Визжа, крича, вопя, с потемневшими от желания убивать лицами, под светом масляных ламп, они топтали тех, над кем только что издевались, убивали уже мертвых, и в грохоте их каблуков, сотрясавшем ночь, слышались раскаты грядущей Последней войны.
Глава 53
Припарковав «Меркури Маунтинир» на другой стороне улицы, в половине квартала от дома священника, Синди и Бенни Лавуэлл наблюдали, как О’Коннор и Мэддисон выводят двух черных женщин из дверей и усаживают в седан, который стоял под уличным фонарем.
— Нам, вероятно, придется убить одну женщину или обоих, чтобы добраться до копов, — заметила Синди.
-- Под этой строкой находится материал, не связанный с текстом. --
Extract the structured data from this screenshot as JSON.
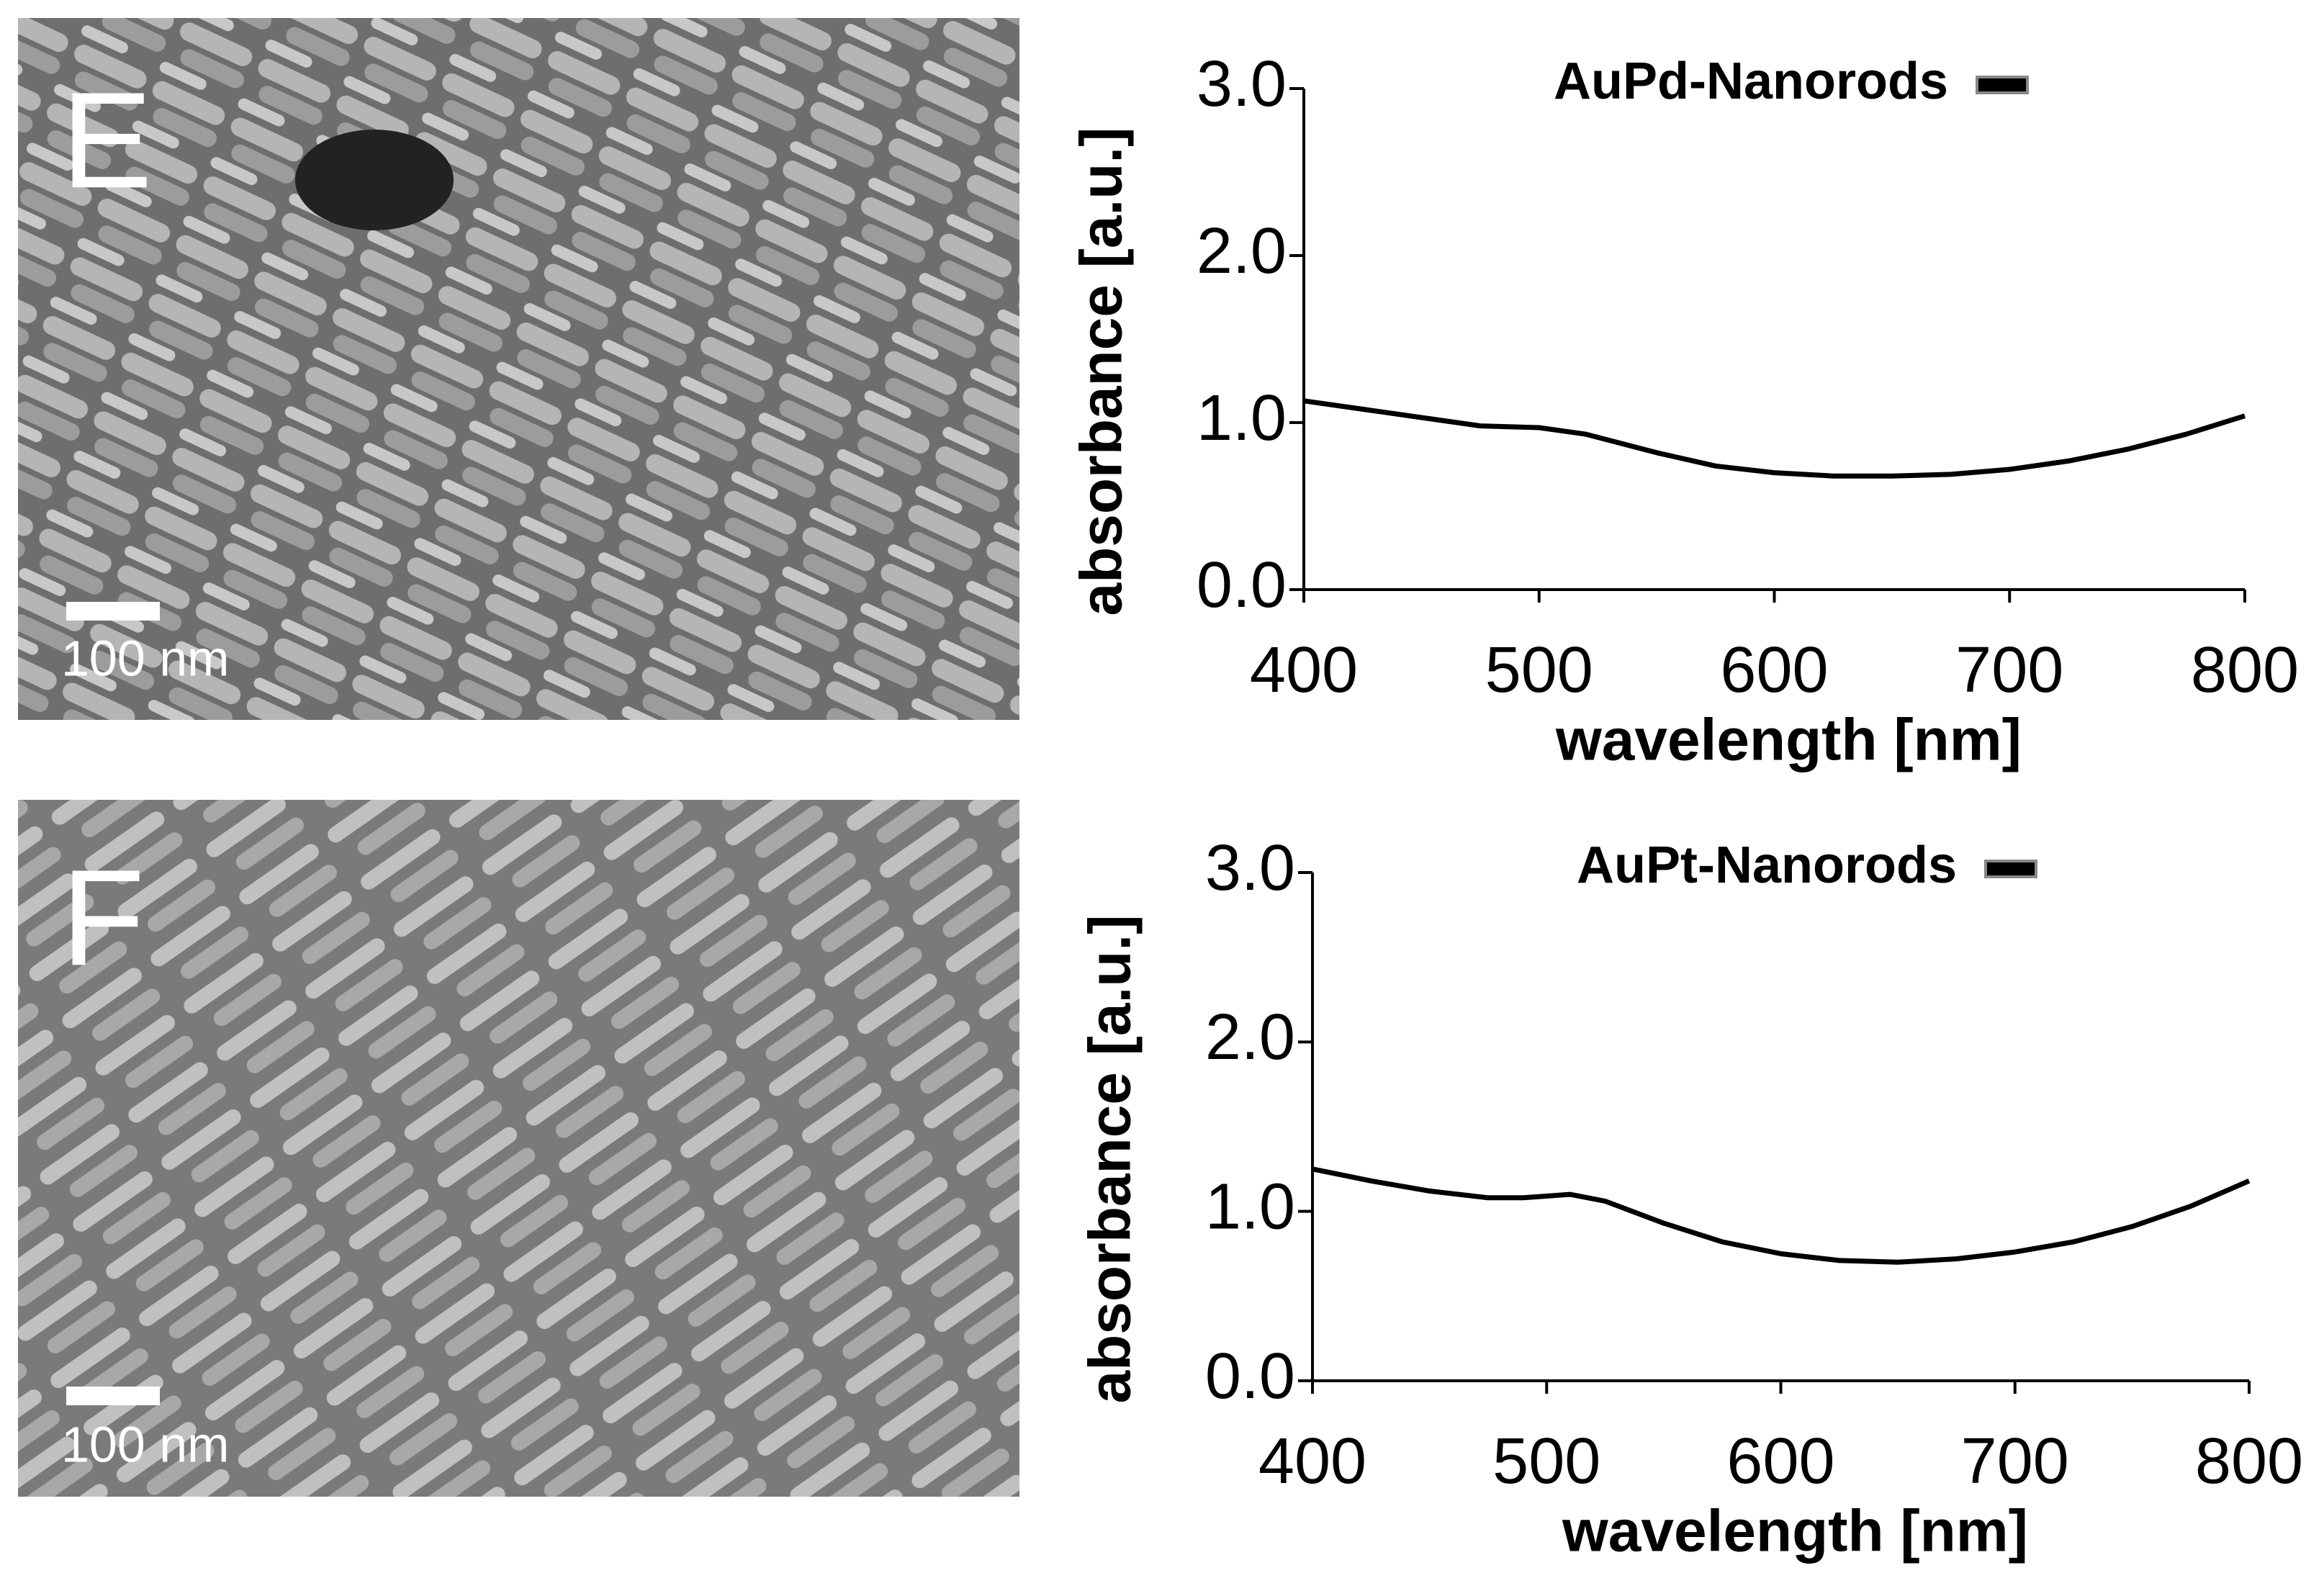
{
  "images": [
    {
      "label": "E",
      "scale_bar": "100 nm"
    },
    {
      "label": "F",
      "scale_bar": "100 nm"
    }
  ],
  "chart_data": [
    {
      "type": "line",
      "xlabel": "wavelength [nm]",
      "ylabel": "absorbance [a.u.]",
      "x": [
        400,
        425,
        450,
        475,
        500,
        520,
        550,
        575,
        600,
        625,
        650,
        675,
        700,
        725,
        750,
        775,
        800
      ],
      "series": [
        {
          "name": "AuPd-Nanorods",
          "color": "#000000",
          "values": [
            1.13,
            1.08,
            1.03,
            0.98,
            0.97,
            0.93,
            0.82,
            0.74,
            0.7,
            0.68,
            0.68,
            0.69,
            0.72,
            0.77,
            0.84,
            0.93,
            1.04
          ]
        }
      ],
      "xlim": [
        400,
        800
      ],
      "ylim": [
        0,
        3
      ],
      "xticks": [
        400,
        500,
        600,
        700,
        800
      ],
      "yticks": [
        {
          "value": 0,
          "label": "0.0"
        },
        {
          "value": 1,
          "label": "1.0"
        },
        {
          "value": 2,
          "label": "2.0"
        },
        {
          "value": 3,
          "label": "3.0"
        }
      ],
      "legend": "top"
    },
    {
      "type": "line",
      "xlabel": "wavelength [nm]",
      "ylabel": "absorbance [a.u.]",
      "x": [
        400,
        425,
        450,
        475,
        490,
        510,
        525,
        550,
        575,
        600,
        625,
        650,
        675,
        700,
        725,
        750,
        775,
        800
      ],
      "series": [
        {
          "name": "AuPt-Nanorods",
          "color": "#000000",
          "values": [
            1.25,
            1.18,
            1.12,
            1.08,
            1.08,
            1.1,
            1.06,
            0.93,
            0.82,
            0.75,
            0.71,
            0.7,
            0.72,
            0.76,
            0.82,
            0.91,
            1.03,
            1.18
          ]
        }
      ],
      "xlim": [
        400,
        800
      ],
      "ylim": [
        0,
        3
      ],
      "xticks": [
        400,
        500,
        600,
        700,
        800
      ],
      "yticks": [
        {
          "value": 0,
          "label": "0.0"
        },
        {
          "value": 1,
          "label": "1.0"
        },
        {
          "value": 2,
          "label": "2.0"
        },
        {
          "value": 3,
          "label": "3.0"
        }
      ],
      "legend": "top"
    }
  ]
}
Но Бенни хорошо помнил, что им разрешили убить только детективов.
— Мы лучше подождем.
— А что у женщин в руках? — спросила Синди.
— Вроде бы пироги.
— Почему они несут пироги?
— Может, их поймали за кражей пирогов.
— Люди крадут пироги?
— Эти люди — да. Они крадут все.
— Но О’Коннор и Мэддисон — детективы отдела расследования убийств.
— И что?
— Так почему они примчались, чтобы арестовать двух женщин, укравших пироги?
Бенни пожал плечами.
— Не знаю. Может, женщины кого-то убили, чтобы добраться до пирогов.
Синди нахмурилась.
— Полагаю, такое возможно. Но я думаю, мы что-то упускаем. Ни одна из этих женщин убийцей не выглядит.
— Мы тоже не выглядим, — напомнил ей Бенни.
— Если они убили, чтобы украсть пироги, почему им разрешили держать пироги в руках?
— По моему разумению, очень уж бестолковая у них правоохранительная система. Да и не хочу я забивать голову ни этими женщинами, ни пирогами. У меня одно желание — вырвать кишки и О’Коннор, и Мэддисону.
— Это и мое желание, — поддержала его Синди. — Пусть я хочу ребенка, убийство по-прежнему приносит мне наслаждение.